Black Swans and Baseball

Two nights ago saw what many are calling the greatest final day in the baseball season ever, seeing off the end-of-season collapses of the Boston Red Sox and Atlanta Braves. The Economist (of all places) has a nice capsule summary of what transpired, and also provides an estimate of the near-impossibility of what transpired:
Let’s rehash. There was something on the order of an 0.5% chance the Red Sox would blow their nine-game lead over the Rays, and a 2% chance the Braves would lose their seven-and-a-half-game edge over the Cardinals. Then in tonight’s matchups, there was a 13% chance the Phillies would come back to beat Atlanta, a 5% chance the Orioles would come back to beat Boston, and an 0.3% chance the Rays would come back to beat New York. Multiply it all out, and the odds of witnessing what we just witnessed were worse than one in 500m.
Writing at the FT,  Jason Abbruzzese compares such numbers to the numbers that helped to create the global financial crisis:
The statistical revolution of the last 50 years has seriously impacted both the financial markets and professional sports. The Red Sox are among the teams that have attempted to most directly embrace this numbers revolution – often called Sabermetrics, which was written about by Michael Lewis in ‘Moneyball’ – in theatres now.

In finance, computer-based trading allowed the best and brightest to set their minds to figuring out just which algorithm can take advantage of increasingly complex financial instruments.

Looking back on each of these situations, we see that these numbers are often only as good as the people they’re built on and the people who built them. Statistics didn’t predict the fatal flaws in CDOs. Indeed, it was a formula that felled Wall Street.

Statistics did not predict the history-making crash of the Boston Red Sox – widely regarded before the season by statisticians and overweight sportswriters alike as the best team in baseball.

Nor could they.

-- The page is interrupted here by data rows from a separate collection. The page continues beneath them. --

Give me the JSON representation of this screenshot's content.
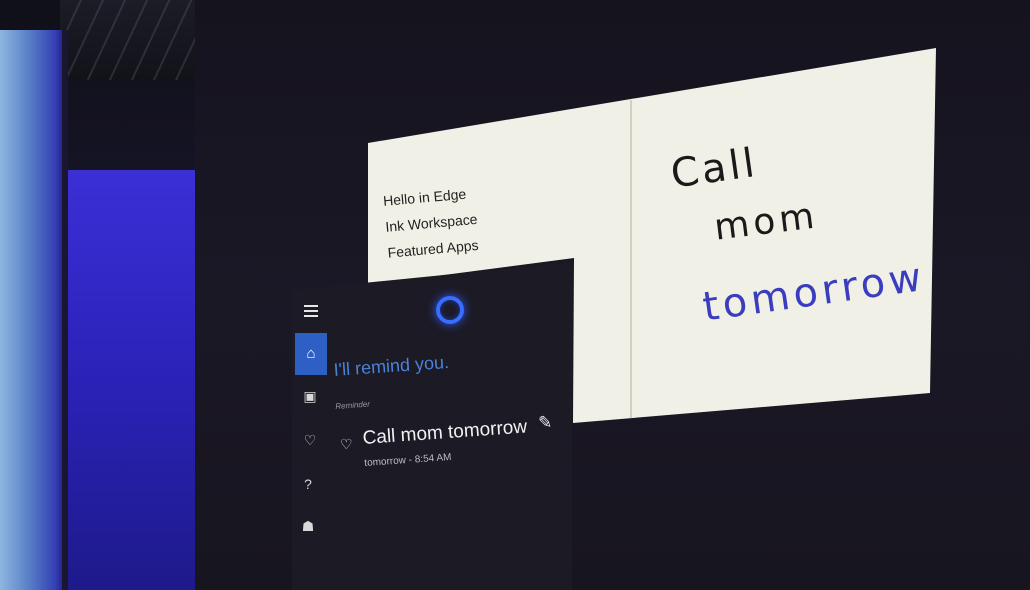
{
  "edge": {
    "menu": [
      "Hello in Edge",
      "Ink Workspace",
      "Featured Apps"
    ],
    "ink": {
      "line1": "Call",
      "line2": "mom",
      "line3": "tomorrow"
    },
    "colors": {
      "ink_black": "#1a1a1a",
      "ink_blue": "#3b3dc0",
      "paper": "#f1f0e6"
    }
  },
  "cortana": {
    "nav_icons": [
      "menu-icon",
      "home-icon",
      "notebook-icon",
      "lightbulb-icon",
      "help-icon",
      "feedback-icon"
    ],
    "reply": "I'll remind you.",
    "section_label": "Reminder",
    "reminder": {
      "title": "Call mom tomorrow",
      "time": "tomorrow - 8:54 AM"
    },
    "colors": {
      "accent": "#2e5fc4",
      "reply_text": "#4a82d8",
      "ring": "#3a6cff"
    }
  }
}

Statistics by their nature are backward-looking and can only give us an idea of what to expect.
But even though we know this to be the case, in the aftermath of witnessing an event that not long ago we would have dismissed as sheer fantasy, we reinterpret experience in a way that transforms the unexpected into a narrative of cause-and-effect that now makes any other outcome seem improbable from the vantage point offered by hindsight.  Again, Abbruzzese:
Down to their final out, Rays batter Dan Johnson, batting an anaemic .119 (that’s bad, cricket fans), with two strikes, launched a ball out of the park that tied a game that the Rays would go on to win.

The chances of that are small, to say the least, yet not a single person in Red Sox nation looks back at it with surprise. And that’s exactly how many of us look back at the financial crisis – it was inconceivable, but now none of us are surprised.
This dynamic is of course illustrates what Nassim Nicholas Taleb calls a black swan:
What we call here a Black Swan (and capitalize it) is an event with the following three attributes. First, it is an outlier, as it lies outside the realm of regular expectations, because nothing in the past can convincingly point to its possibility. Second, it carries an extreme impact. Third, in spite of its outlier status, human nature makes us concoct explanations for its occurrence after the fact, making it explainable and predictable.

I stop and summarize the triplet: rarity, extreme impact, and retrospective (though not prospective) predictability. A small number of Black Swans explains almost everything in our world, from the success of ideas and religions, to the dynamics of historical events, to elements of our own personal lives.
Our misperceptions of the role of chance in advance of and in the aftermath of rare events helps to explain why we some often make poor decisions, in and out of sport.